Is 'A' in German different from the 'A' in English? Yes. Do they have different
keys on the keyboard? No. Do they have different Unicode code points? No. How do
you tell a German 'A' from an English 'A'? By the context.
The same for the word "die". Is it the German "the"? Or is it the English
"expire"? Should we embed this in the letters themselves? Of course not.
> Not that I disagree with you, but Unicode just upheld the
> tradition.
Inventing a new code encoding needn't follow tradition, or take tradition to
such an extreme that it makes everyone who uses Unicode miserable.

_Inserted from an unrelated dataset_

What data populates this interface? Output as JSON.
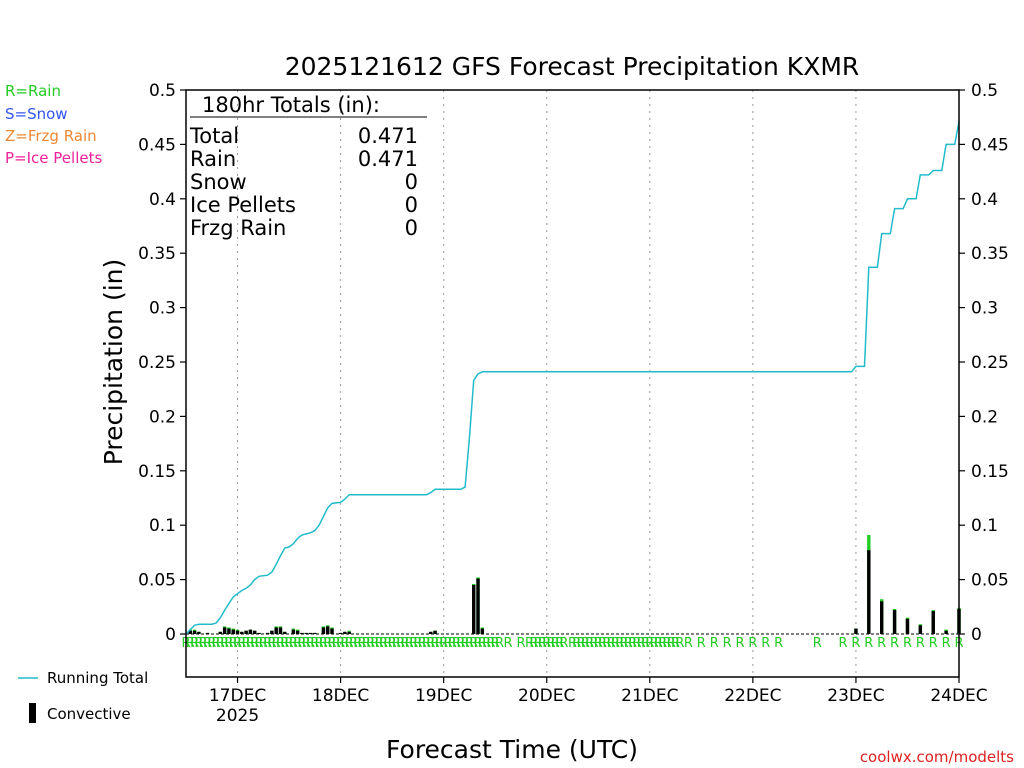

>> There is no end to semantic meanings for "x", and so any attempt to encode
>> semantics into Unicode is doomed from the outset.
>
> That is similar to attempts to encode semantics in, say, binary operators - they
> are nothing but functions, but...
We know the meaning by context.
> The meaning of a code point can be inferred without the need to keep track of
> the context.
Meaning in a character set simply should not exist outside the visual appearance.
> Is Latin 'A' the
> same character as Cyrillic 'A'? Should they have the same code?
It's the same glyph, and so should have the same code. The definitive test is,
when printed out or displayed, can you see a difference? If the answer is "no"
then they should be the same code.
It's fine if one wishes to develop another layer over Unicode which encodes
semantics, style, font, language, emphasis, bold face, italics, etc. But these
just do not belong in Unicode. They belong in a separate markup language.